Move Pieces to Obtain a String
Problem
You are given two strings start and target of the same length, built only from the characters 'L', 'R', and '_'. A piece 'L' may repeatedly slide one cell to the left when the cell directly left of it is blank, and a piece 'R' may slide one cell to the right into a blank. Pieces can never jump over each other.
Return true if some sequence of such moves can turn start into target, and false otherwise.
start = "_L__R__R_", target = "L______RR"truedef can_change(start, target):
n = len(start)
i = j = 0
while i < n or j < n:
while i < n and start[i] == '_':
i += 1
while j < n and target[j] == '_':
j += 1
if i == n or j == n:
return i == n and j == n
if start[i] != target[j]:
return False
if start[i] == 'L' and i < j:
return False
if start[i] == 'R' and i > j:
return False
i += 1
j += 1
return True
function canChange(start, target) {
const n = start.length;
let i = 0, j = 0;
while (i < n || j < n) {
while (i < n && start[i] === '_') i++;
while (j < n && target[j] === '_') j++;
if (i === n || j === n) return i === n && j === n;
if (start[i] !== target[j]) return false;
if (start[i] === 'L' && i < j) return false;
if (start[i] === 'R' && i > j) return false;
i++; j++;
}
return true;
}
boolean canChange(String start, String target) {
int n = start.length();
int i = 0, j = 0;
while (i < n || j < n) {
while (i < n && start.charAt(i) == '_') i++;
while (j < n && target.charAt(j) == '_') j++;
if (i == n || j == n) return i == n && j == n;
if (start.charAt(i) != target.charAt(j)) return false;
if (start.charAt(i) == 'L' && i < j) return false;
if (start.charAt(i) == 'R' && i > j) return false;
i++; j++;
}
return true;
}
bool canChange(string start, string target) {
int n = start.size();
int i = 0, j = 0;
while (i < n || j < n) {
while (i < n && start[i] == '_') i++;
while (j < n && target[j] == '_') j++;
if (i == n || j == n) return i == n && j == n;
if (start[i] != target[j]) return false;
if (start[i] == 'L' && i < j) return false;
if (start[i] == 'R' && i > j) return false;
i++; j++;
}
return true;
}
Explanation
The key observation is that pieces cannot jump over each other, so the left-to-right order of the L and R pieces never changes. If we erase all the blanks, start and target must spell the exact same sequence of L's and R's — otherwise the answer is immediately false.

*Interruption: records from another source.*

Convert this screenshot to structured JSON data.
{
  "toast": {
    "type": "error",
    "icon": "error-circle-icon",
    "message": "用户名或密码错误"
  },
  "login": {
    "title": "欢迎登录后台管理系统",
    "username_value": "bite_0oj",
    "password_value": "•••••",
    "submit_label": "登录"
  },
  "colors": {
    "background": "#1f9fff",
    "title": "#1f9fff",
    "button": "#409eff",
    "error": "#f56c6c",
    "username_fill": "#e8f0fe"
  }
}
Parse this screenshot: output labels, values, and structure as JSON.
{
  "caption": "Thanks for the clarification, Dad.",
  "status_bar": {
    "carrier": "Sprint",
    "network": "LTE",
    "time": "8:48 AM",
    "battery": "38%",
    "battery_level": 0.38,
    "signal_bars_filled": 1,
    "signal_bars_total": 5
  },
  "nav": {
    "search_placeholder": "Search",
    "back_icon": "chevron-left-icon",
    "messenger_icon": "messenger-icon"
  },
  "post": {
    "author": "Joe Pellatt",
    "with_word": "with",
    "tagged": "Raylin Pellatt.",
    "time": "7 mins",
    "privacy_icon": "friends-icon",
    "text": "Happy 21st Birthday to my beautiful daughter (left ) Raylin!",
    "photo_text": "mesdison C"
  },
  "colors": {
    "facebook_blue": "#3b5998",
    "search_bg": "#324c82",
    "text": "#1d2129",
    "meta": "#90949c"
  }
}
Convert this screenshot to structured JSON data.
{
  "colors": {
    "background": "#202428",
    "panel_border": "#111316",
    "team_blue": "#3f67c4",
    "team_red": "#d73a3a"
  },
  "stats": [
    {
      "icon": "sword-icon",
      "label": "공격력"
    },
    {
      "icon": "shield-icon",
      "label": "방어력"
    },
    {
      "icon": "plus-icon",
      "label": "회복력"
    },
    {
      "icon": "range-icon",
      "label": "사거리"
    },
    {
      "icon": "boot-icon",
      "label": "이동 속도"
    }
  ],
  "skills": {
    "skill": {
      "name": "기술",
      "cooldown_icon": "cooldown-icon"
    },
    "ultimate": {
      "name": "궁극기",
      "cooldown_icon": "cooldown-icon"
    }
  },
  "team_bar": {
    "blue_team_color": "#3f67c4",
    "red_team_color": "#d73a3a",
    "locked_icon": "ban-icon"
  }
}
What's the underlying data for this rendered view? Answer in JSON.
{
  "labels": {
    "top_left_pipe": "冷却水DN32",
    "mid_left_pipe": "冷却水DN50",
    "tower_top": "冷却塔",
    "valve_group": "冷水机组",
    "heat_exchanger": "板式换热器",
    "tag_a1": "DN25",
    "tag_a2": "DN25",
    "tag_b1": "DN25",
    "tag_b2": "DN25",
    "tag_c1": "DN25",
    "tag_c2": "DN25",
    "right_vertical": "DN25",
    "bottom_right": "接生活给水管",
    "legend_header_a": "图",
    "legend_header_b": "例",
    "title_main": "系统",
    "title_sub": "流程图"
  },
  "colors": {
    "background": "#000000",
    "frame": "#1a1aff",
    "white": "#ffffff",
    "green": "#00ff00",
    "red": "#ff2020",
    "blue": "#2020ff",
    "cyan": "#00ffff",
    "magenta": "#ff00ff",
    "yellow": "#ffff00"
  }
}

The second observation is about direction. An L can only slide left, so the k-th piece of start, if it is an L at index i, can only end up at a target index j ≤ i. Symmetrically, an R at index i can only end up at j ≥ i. Blanks impose no other constraint: as long as order and direction are respected, the slides can always be carried out.
That makes a clean two-pointer scan: pointer i walks start and pointer j walks target, each skipping '_' until it lands on a piece. The two pieces must be the same letter; if it is an L we require i ≥ j, and if it is an R we require i ≤ j. Then both pointers advance to hunt for the next pair. If one string runs out of pieces while the other still has one, the counts differ and we return false.
Walking the default example start = "_L__R__R_", target = "L______RR": the first pair is L at i = 1 versus L at j = 0, and 1 ≥ 0 means it can slide left. The next pair is R at i = 4 versus R at j = 7 (4 ≤ 7, slides right), then R at i = 7 versus R at j = 8 (7 ≤ 8). After that both pointers skip the remaining blanks and fall off the end together, so the answer is true.
Each pointer only ever moves forward and each character is inspected at most once per pointer, so the scan is O(n) time. We store nothing but the two indices, giving O(1) extra space.